Importantly, while MedAdvisor said it will accept a maximum of $20 million from the retail part of the offer, the company told shareholders it does not need any more cash to complete the Adheris purchase — any funds raise from retail investors will simply be icing on the cake.

Why the buy?

MedAdvisor is known as a medication adherence program and offers smartphone-based digital pharmacy services.

Users of MedAdvisor’s tech can connect to their local pharmacy and automatically keep up to date on prescriptions, medication doses, and doctors appointments.

Meanwhile, Adheris is a patient adherence and engagement specialist in the United States.

MedAdvisor management said the Adheris purchase will allow MedAdvisor to become a leader in tailored opt-out, direct-to-patient medication adherence programs in the States. Adheris pulled in US$26.4 million (around A$36 million) in revenue over the 2020 financial year.

The buy gives MedAdvisor an addressable network of 180 million patients. MedAdvisor and Adheris have been business partners since 2019.

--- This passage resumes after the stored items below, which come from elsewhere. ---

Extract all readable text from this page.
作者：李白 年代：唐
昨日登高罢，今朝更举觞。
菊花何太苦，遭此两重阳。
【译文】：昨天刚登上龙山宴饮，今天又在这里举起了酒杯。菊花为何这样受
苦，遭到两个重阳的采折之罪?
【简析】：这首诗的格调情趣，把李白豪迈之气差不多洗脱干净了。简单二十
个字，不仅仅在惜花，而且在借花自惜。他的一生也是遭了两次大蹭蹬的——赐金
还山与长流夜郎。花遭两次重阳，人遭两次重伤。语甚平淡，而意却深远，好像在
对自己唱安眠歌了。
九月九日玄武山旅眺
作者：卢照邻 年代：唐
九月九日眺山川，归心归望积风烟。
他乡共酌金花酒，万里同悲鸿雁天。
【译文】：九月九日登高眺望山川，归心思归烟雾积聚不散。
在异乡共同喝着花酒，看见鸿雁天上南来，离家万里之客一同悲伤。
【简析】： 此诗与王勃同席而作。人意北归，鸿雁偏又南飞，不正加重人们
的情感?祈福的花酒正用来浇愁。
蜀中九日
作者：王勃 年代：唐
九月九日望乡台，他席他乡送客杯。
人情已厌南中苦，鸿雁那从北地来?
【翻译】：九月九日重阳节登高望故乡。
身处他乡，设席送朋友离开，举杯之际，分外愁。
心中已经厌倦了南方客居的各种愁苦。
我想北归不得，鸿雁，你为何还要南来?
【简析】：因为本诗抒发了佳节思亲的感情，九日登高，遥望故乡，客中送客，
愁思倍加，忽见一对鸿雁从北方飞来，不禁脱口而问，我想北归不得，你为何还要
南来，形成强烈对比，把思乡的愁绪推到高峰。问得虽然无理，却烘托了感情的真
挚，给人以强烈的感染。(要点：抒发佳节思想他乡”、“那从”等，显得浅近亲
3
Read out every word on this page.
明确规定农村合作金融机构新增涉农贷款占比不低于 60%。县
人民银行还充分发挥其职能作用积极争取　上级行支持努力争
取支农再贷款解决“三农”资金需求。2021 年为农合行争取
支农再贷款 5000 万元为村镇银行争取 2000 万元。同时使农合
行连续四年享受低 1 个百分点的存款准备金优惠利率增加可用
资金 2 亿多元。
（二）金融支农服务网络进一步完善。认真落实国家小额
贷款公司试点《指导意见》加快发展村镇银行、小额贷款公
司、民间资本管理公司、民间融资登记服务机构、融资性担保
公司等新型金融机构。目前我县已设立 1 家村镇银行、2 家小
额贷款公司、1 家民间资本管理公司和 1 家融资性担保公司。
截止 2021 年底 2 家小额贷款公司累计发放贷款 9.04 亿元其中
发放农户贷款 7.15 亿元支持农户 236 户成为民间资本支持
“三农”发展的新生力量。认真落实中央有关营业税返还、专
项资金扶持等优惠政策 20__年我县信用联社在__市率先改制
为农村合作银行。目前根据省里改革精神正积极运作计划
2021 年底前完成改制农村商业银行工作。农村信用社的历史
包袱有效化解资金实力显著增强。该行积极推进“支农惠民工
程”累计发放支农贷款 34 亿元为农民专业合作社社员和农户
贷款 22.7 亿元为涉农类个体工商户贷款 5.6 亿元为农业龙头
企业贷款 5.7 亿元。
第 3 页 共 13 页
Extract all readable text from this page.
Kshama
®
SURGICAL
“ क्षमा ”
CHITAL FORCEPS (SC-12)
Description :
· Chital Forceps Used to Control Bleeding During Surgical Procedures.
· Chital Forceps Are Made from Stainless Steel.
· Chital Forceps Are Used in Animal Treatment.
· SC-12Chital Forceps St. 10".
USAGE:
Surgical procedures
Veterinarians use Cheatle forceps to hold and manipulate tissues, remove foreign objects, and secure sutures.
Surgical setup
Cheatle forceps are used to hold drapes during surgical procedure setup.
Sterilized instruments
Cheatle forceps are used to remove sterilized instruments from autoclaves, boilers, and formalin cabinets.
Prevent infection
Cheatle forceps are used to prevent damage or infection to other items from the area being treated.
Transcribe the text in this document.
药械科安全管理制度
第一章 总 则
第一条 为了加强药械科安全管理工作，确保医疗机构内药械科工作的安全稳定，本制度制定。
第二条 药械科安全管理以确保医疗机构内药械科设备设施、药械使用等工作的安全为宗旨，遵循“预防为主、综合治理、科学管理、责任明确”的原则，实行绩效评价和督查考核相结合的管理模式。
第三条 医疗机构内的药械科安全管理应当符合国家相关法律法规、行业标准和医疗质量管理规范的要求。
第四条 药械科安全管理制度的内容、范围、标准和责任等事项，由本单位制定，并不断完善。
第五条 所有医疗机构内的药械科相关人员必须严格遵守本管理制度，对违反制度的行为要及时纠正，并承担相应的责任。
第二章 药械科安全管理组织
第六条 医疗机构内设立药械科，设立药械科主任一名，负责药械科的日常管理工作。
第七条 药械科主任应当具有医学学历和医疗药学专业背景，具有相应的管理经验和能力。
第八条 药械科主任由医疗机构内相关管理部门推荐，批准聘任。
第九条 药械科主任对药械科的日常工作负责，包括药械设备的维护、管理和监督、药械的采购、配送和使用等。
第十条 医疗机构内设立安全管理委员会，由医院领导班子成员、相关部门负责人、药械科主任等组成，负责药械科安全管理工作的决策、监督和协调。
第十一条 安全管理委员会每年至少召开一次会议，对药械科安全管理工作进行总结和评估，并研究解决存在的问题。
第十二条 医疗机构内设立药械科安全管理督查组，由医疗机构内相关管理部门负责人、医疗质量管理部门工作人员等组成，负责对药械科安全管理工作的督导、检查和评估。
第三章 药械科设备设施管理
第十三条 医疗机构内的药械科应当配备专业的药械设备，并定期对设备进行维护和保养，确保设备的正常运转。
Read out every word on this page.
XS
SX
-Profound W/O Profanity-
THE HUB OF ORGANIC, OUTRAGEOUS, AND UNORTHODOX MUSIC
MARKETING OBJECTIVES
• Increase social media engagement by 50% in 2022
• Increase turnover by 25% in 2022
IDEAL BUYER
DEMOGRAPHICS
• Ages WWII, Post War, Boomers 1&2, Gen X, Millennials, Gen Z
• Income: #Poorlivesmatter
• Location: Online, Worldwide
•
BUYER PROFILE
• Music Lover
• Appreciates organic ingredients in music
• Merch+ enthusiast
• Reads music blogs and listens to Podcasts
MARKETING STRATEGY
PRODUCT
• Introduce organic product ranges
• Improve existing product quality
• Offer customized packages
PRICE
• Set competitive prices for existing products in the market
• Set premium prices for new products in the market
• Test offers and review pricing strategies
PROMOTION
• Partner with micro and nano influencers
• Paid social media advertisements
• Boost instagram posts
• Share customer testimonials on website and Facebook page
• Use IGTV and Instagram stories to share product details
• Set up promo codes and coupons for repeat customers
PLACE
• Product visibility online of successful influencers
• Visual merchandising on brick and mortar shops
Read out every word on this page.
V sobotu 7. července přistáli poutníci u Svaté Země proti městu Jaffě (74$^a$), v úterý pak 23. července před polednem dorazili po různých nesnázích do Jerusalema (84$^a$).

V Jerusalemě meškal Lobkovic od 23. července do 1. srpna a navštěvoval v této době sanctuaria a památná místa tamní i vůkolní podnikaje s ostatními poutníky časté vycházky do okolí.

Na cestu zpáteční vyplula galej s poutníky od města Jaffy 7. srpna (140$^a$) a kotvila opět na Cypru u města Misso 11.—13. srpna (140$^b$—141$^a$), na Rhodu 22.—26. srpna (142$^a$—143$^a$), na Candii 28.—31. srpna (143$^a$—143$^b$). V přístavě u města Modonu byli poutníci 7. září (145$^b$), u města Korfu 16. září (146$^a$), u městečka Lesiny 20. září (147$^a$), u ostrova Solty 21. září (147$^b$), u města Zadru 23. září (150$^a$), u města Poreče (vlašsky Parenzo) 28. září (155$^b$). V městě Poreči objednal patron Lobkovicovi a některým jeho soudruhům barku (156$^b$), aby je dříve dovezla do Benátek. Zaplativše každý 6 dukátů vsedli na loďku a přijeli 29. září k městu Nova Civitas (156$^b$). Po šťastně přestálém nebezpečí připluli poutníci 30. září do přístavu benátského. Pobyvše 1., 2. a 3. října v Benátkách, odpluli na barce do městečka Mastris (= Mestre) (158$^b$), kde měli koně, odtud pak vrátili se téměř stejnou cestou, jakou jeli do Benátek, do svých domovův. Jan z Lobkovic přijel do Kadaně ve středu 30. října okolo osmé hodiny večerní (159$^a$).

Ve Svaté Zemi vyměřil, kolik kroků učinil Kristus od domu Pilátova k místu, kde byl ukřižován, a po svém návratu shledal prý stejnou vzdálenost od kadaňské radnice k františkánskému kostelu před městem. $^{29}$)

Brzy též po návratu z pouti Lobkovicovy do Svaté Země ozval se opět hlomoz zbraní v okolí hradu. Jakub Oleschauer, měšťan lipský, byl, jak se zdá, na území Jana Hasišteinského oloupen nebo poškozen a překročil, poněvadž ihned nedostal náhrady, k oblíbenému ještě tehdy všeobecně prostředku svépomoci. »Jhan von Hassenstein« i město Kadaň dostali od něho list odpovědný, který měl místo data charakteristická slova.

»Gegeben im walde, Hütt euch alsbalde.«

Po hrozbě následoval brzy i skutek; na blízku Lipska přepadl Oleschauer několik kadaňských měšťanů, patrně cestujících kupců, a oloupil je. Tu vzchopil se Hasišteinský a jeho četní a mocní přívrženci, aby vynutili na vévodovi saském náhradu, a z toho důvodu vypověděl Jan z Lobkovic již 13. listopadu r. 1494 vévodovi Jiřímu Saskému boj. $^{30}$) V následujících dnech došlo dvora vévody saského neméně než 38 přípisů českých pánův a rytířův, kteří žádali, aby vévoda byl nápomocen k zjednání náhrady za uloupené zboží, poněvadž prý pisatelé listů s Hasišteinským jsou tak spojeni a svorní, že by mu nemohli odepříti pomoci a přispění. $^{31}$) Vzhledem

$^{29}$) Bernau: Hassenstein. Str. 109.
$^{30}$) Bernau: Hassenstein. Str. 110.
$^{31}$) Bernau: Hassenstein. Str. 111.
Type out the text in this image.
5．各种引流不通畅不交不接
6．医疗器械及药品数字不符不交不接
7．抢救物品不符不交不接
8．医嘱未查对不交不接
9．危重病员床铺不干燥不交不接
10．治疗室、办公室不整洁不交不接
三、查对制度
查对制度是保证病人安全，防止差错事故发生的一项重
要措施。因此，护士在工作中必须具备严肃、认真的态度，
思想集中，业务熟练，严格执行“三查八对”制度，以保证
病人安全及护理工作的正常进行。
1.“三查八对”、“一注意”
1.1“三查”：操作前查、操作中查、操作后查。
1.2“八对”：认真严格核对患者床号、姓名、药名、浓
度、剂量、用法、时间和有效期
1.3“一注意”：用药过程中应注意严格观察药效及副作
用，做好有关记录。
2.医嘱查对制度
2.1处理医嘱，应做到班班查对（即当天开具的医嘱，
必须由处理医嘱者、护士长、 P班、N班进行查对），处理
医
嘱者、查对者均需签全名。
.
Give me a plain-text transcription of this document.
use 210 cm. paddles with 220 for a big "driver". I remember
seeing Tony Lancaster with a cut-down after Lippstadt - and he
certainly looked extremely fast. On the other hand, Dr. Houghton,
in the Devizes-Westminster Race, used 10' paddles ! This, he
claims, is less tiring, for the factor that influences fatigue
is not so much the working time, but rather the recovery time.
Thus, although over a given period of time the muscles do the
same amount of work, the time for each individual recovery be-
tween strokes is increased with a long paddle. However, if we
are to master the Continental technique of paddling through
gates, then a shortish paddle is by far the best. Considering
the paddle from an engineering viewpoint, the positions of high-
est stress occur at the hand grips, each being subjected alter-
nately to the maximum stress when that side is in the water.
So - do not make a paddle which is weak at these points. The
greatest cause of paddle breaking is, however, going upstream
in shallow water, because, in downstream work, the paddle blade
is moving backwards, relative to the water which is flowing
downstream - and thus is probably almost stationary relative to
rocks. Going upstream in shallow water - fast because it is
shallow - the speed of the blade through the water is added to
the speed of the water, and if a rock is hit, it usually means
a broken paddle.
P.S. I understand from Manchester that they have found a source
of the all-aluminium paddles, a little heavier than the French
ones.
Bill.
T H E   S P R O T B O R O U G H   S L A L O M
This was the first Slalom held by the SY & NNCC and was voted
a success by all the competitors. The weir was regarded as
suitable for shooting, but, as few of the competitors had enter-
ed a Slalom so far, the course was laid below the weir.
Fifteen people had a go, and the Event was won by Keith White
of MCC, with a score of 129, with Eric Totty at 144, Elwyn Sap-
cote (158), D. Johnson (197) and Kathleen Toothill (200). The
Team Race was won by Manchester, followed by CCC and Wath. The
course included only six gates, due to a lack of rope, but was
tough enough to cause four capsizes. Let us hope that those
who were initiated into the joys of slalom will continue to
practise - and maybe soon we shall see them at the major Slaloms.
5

MedAdvisor CEO and Managing Director Robert Read said the Adheris purchase is a “transformational” deal for the company.

“Buying a business that we are already deeply and strategically aligned to is a tremendous value creation opportunity — especially as we continue to roll out our joint digital offering in the world’s largest medicines market,” Robert said.

“The additional capabilities will not only accelerate our international growth but deliver key capabilities for the expansion of our key offerings in Australia and around the world,” he said.

Now that MedAdvisor has locked in the funds from institutional investors, the company said it plans to complete the Adheris buyout as early as November 17, 2020.

Shares in MDR opened from a trading halt today and closed 1.25 per cent lower at 40 cents each.